Abdurraqib gives the “art of the sample” the critical attention it deserves. “In the mind of Q-Tip,” sampling is a “science”— it’s “breathing life into someone who doesn’t have life anymore.” I first heard of Tribe years after they’d broken up through modern rappers sampling their songs, and in turn, it was Tribe samples that got me listening to Jazz. Sampling creates a lineage — listening to an album like The Low End Theory, or reading a book like Go Ahead In The Rain, is travelling down a path of rhythm that stretches back decades.

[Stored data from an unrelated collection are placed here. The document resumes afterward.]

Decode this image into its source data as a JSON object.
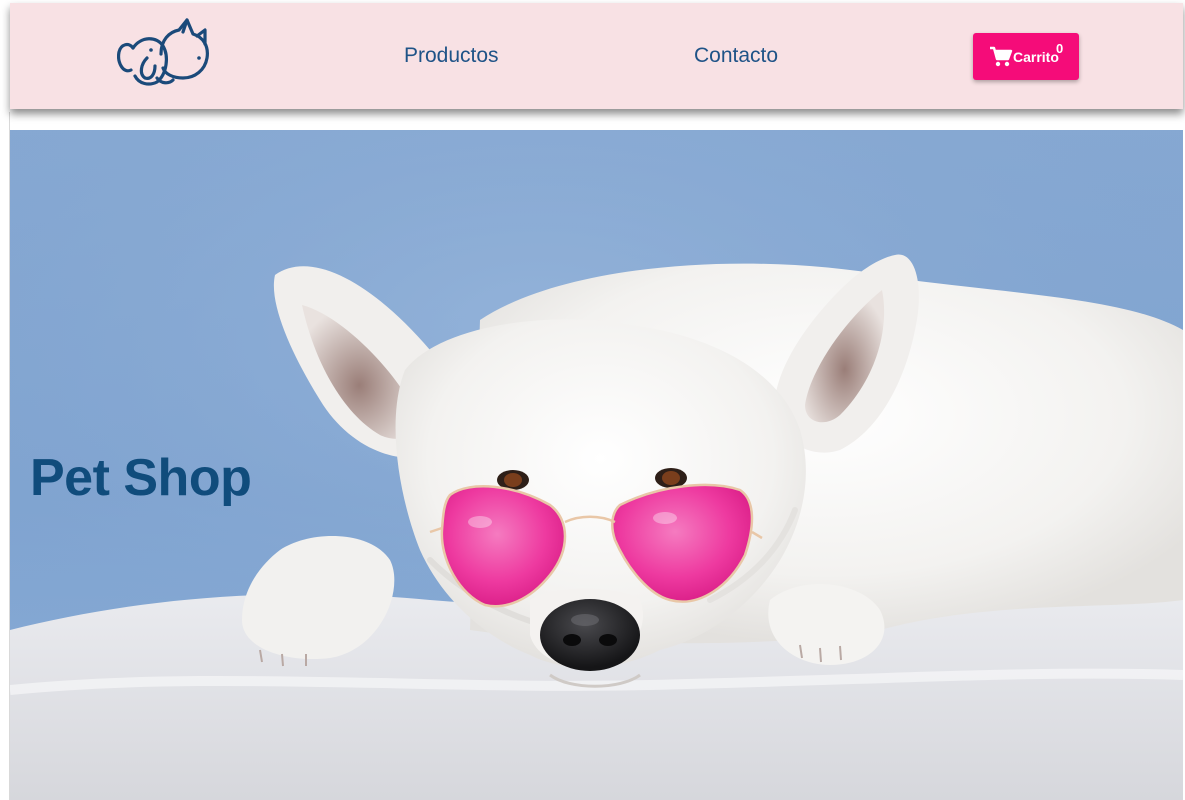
{
  "nav": {
    "logo_icon": "dog-and-cat-logo-icon",
    "links": [
      {
        "label": "Productos"
      },
      {
        "label": "Contacto"
      }
    ],
    "cart": {
      "icon": "shopping-cart-icon",
      "label": "Carrito",
      "count": "0"
    }
  },
  "hero": {
    "title": "Pet Shop",
    "image": "white dog wearing pink heart-shaped sunglasses lying on a white blanket, blue background"
  },
  "colors": {
    "navbar_bg": "#f8e1e4",
    "link": "#1f5387",
    "cart_button": "#f50c79",
    "hero_title": "#104c7c",
    "hero_wall": "#86a8d2",
    "sunglasses": "#f0359e"
  }
}
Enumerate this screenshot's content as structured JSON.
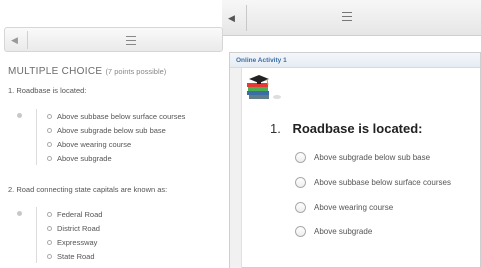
{
  "left_panel": {
    "section_title": "MULTIPLE CHOICE",
    "section_hint": "(7 points possible)",
    "questions": [
      {
        "label": "1. Roadbase is located:",
        "options": [
          "Above subbase below surface courses",
          "Above subgrade below sub base",
          "Above wearing course",
          "Above subgrade"
        ]
      },
      {
        "label": "2. Road connecting state capitals are known as:",
        "options": [
          "Federal Road",
          "District Road",
          "Expressway",
          "State Road"
        ]
      }
    ]
  },
  "activity": {
    "header": "Online Activity 1",
    "question_number": "1.",
    "question_text": "Roadbase is located:",
    "options": [
      "Above subgrade below sub base",
      "Above subbase below surface courses",
      "Above wearing course",
      "Above subgrade"
    ]
  },
  "icons": {
    "nav_arrow": "left-triangle-icon",
    "menu": "hamburger-menu-icon",
    "activity_image": "books-graduation-cap-icon"
  },
  "colors": {
    "header_text": "#3a6ea5",
    "question_text": "#222222"
  }
}
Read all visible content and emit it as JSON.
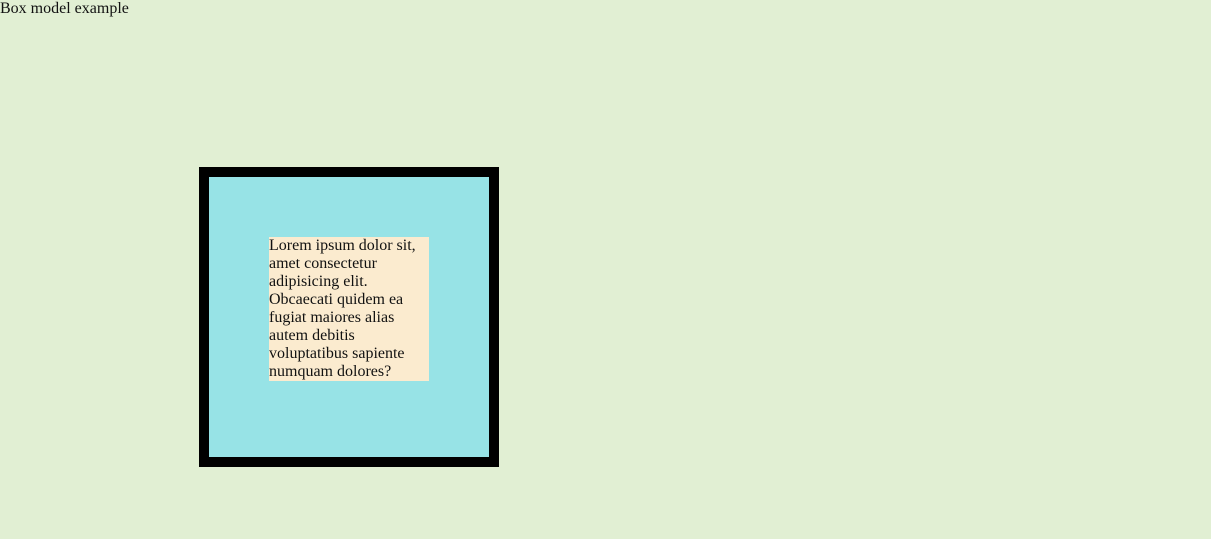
{
  "page": {
    "title": "Box model example"
  },
  "box": {
    "text": "Lorem ipsum dolor sit, amet consectetur adipisicing elit. Obcaecati quidem ea fugiat maiores alias autem debitis voluptatibus sapiente numquam dolores?"
  },
  "colors": {
    "background": "#e1efd3",
    "box_fill": "#97e3e6",
    "box_border": "#000000",
    "content_fill": "#fbebcf"
  }
}
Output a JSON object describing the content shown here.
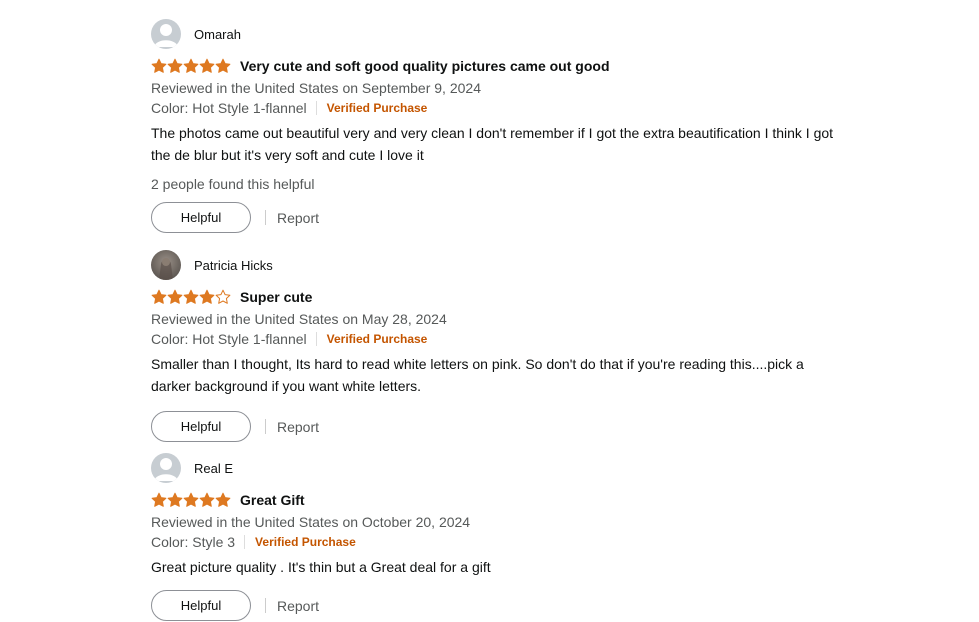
{
  "colors": {
    "star": "#de7921",
    "verified": "#c45500",
    "muted": "#565959",
    "text": "#0f1111"
  },
  "labels": {
    "helpful_button": "Helpful",
    "report_link": "Report"
  },
  "reviews": [
    {
      "name": "Omarah",
      "avatar": "default-avatar",
      "rating": 5,
      "title": "Very cute and soft good quality pictures came out good",
      "reviewed": "Reviewed in the United States on September 9, 2024",
      "color": "Color: Hot Style 1-flannel",
      "verified": "Verified Purchase",
      "body": "The photos came out beautiful very and very clean I don't remember if I got the extra beautification I think I got the de blur but it's very soft and cute I love it",
      "helpful_count": "2 people found this helpful"
    },
    {
      "name": "Patricia Hicks",
      "avatar": "photo-avatar",
      "rating": 4,
      "title": "Super cute",
      "reviewed": "Reviewed in the United States on May 28, 2024",
      "color": "Color: Hot Style 1-flannel",
      "verified": "Verified Purchase",
      "body": "Smaller than I thought, Its hard to read white letters on pink. So don't do that if you're reading this....pick a darker background if you want white letters."
    },
    {
      "name": "Real E",
      "avatar": "default-avatar",
      "rating": 5,
      "title": "Great Gift",
      "reviewed": "Reviewed in the United States on October 20, 2024",
      "color": "Color: Style 3",
      "verified": "Verified Purchase",
      "body": "Great picture quality . It's thin but a Great deal for a gift"
    }
  ]
}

Abdurraqib goes back decades into his own life — we see the rise of the band through the eyes of one of their young fans. A lesser writer would dwell on historical facts, writing the lives of the band members with scholarly accuracy. Abdurraqib gives us all the historical context we need — with a knack for anecdote, he covers the birth of Hip Hop, the East-West rivalry, and discusses other musicians from Dr Dre to Leonard Cohen. But at all points, the writing remains deeply personal, Abdurraqib finds his own place within Tribe’s story as someone who had their pictures on his wall, someone who would burn their CDs and sell them at school. As the subtitle says, these are “Notes To A Tribe Called Quest” — if Tribe’s music is a call, Go Ahead In The Rain is a fan’s heartfelt response.
By exploring the intimate yet distant relationship between a fan and their favourite band, Go Ahead In The Rain is both biography and autobiography. We learn about Tribe, sure, but also their effect on Abdurraqib. And surely the best way to show the power of musicians is to show how their music affects the lives of their fans.
This intimacy is most clear in the letters included throughout the book that Abdurraqib addresses to Tip, Phife, Ali, and even Phife’s mother, the poet Cheryl Boyce-Taylor. The letters to Phife are powerful to read. Since he died in 2016, they’re letters that can never be returned, calls that won’t ever meet a response. Phife died at the age of 45 just months before Tribe’s final album, We Got It From Here… Thank You 4 Your Service came out. This book, if nothing else, is a tribute to Phife; an attempt to make sure his talent is known.
Abdurraqib sets up the characters of Q-Tip and Phife Dawg as they appear on their records — Tip is the ambitious genius and Phife the unappreciated side-kick. But these stock characters are filled in. While Tip often took centre stage when Tribe was in the public eye, here they both have equal footing. Phife is finally given a sympathetic ear, perhaps (as is clear in the more memoir-like passages) because Abdurraqib seems to relate to him.
I’ve often thought that something gets lost in translation when we use one medium to describe another. The best way to describe dance is to dance, the most effective way to pay homage to music is to make more of it, to sample an original, add your song to a lineage. Abdurraqib, in Go Ahead In The Rain, manages to write about music by making his language a type of music. He pays homage to A Tribe Called Quest in the only way fitting, with flow and charm and emotional rawness. When he describes Q-Tip’s “breathless, run-on sentence flow, the words bleeding into each other until the language itself becomes an instrument,” or his “crate digger’s knowledge [and] poet’s ear for language,” Abdurraqib may as well be writing about himself.